We know more about the long-term safety of vaping than we do about the long-term safety of Covid vaccines. In each case, we know what is in the product and we can accurately predict how the body will respond. Both vaping and vaccines can help us avoid millions of unnecessary deaths.
Hidden in a remote corner of its website, Health Canada states: “Vaping is less harmful than smoking “, “Switching from tobacco cigarettes to vaping will reduce your exposure to many toxic and cancer-causing chemicals” and “Vaping products and e-cigarettes deliver nicotine in a less harmful way than smoking cigarettes. These products may reduce health risks for smokers who can’t or don’t want to quit using nicotine”. However, it does very little to educate smokers about vaping, and it forbids the vaping industry from using these statements in advertisements.
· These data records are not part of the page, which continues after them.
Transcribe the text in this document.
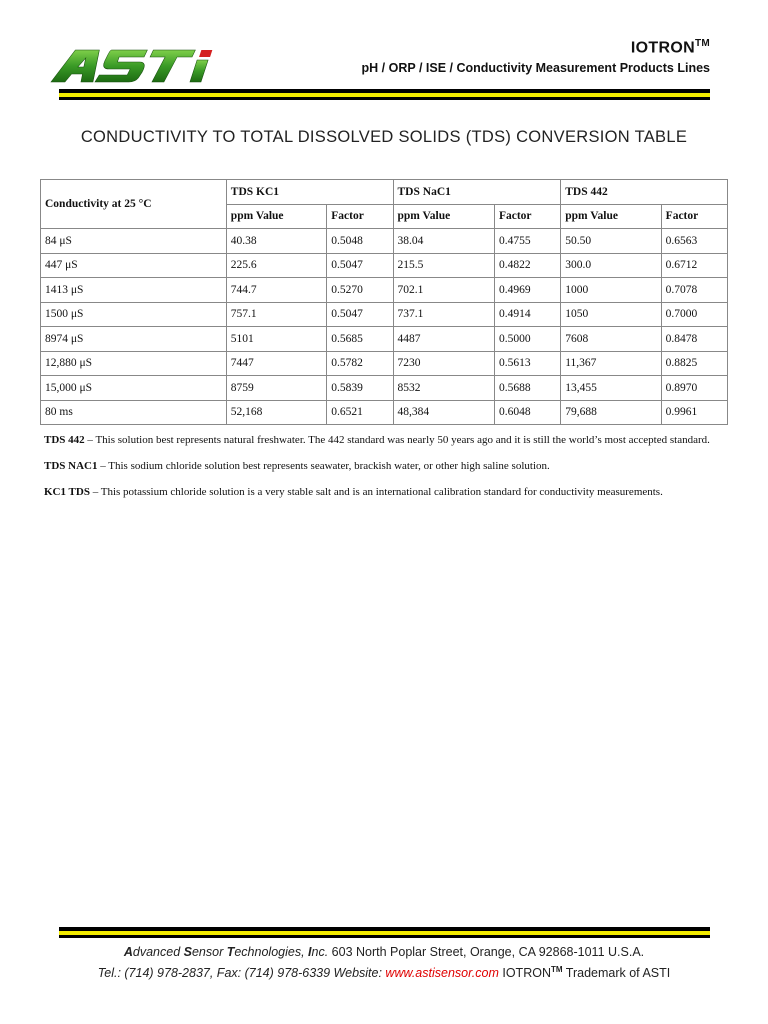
IOTRON™
pH / ORP / ISE / Conductivity Measurement Products Lines
CONDUCTIVITY TO TOTAL DISSOLVED SOLIDS (TDS) CONVERSION TABLE
Conductivity at 25 °C	TDS KC1		TDS NaC1		TDS 442	
	ppm Value	Factor	ppm Value	Factor	ppm Value	Factor
84 μS	40.38	0.5048	38.04	0.4755	50.50	0.6563
447 μS	225.6	0.5047	215.5	0.4822	300.0	0.6712
1413 μS	744.7	0.5270	702.1	0.4969	1000	0.7078
1500 μS	757.1	0.5047	737.1	0.4914	1050	0.7000
8974 μS	5101	0.5685	4487	0.5000	7608	0.8478
12,880 μS	7447	0.5782	7230	0.5613	11,367	0.8825
15,000 μS	8759	0.5839	8532	0.5688	13,455	0.8970
80 ms	52,168	0.6521	48,384	0.6048	79,688	0.9961

TDS 442 – This solution best represents natural freshwater. The 442 standard was nearly 50 years ago and it is still the world’s most accepted standard.

TDS NAC1 – This sodium chloride solution best represents seawater, brackish water, or other high saline solution.

KC1 TDS – This potassium chloride solution is a very stable salt and is an international calibration standard for conductivity measurements.

Advanced Sensor Technologies, Inc. 603 North Poplar Street, Orange, CA 92868-1011 U.S.A.
Tel.: (714) 978-2837, Fax: (714) 978-6339 Website: www.astisensor.com IOTRON™ Trademark of ASTI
Instead of supporting vaping as a safer choice for adult smokers, governments are making it more expensive (with taxes), less effective (with low nicotine limits) and less enjoyable (with flavour bans).
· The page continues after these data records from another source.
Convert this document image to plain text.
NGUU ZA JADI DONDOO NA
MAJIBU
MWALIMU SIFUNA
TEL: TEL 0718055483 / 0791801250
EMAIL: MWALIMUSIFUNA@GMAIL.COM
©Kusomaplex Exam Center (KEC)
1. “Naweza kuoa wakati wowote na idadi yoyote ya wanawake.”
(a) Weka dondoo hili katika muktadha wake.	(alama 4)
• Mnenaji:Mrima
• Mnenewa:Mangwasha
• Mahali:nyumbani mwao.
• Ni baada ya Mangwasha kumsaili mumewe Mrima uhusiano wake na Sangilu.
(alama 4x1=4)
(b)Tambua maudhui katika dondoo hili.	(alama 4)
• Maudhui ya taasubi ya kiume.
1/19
I am haunted by the story of a couple who had a baby that got sick and died a few days after birth. That death could have been avoided by a test and a simple course of antibiotic tablets before the baby was born. At the time of the pregnancy, this treatment option had already been proven to be safe and effective, but physicians were slow to adopt the protocol. It was not being promoted by medical organizations and pregnant women were unaware that it was an option they should ask about.
This is exactly where we are now with vaping: the science proves that it is a safe and effective alternative to tobacco use, but physicians are not using it as a method to help people quit smoking, health organizations are not recommending it, and many smokers are not aware that vaping is a safer option for them.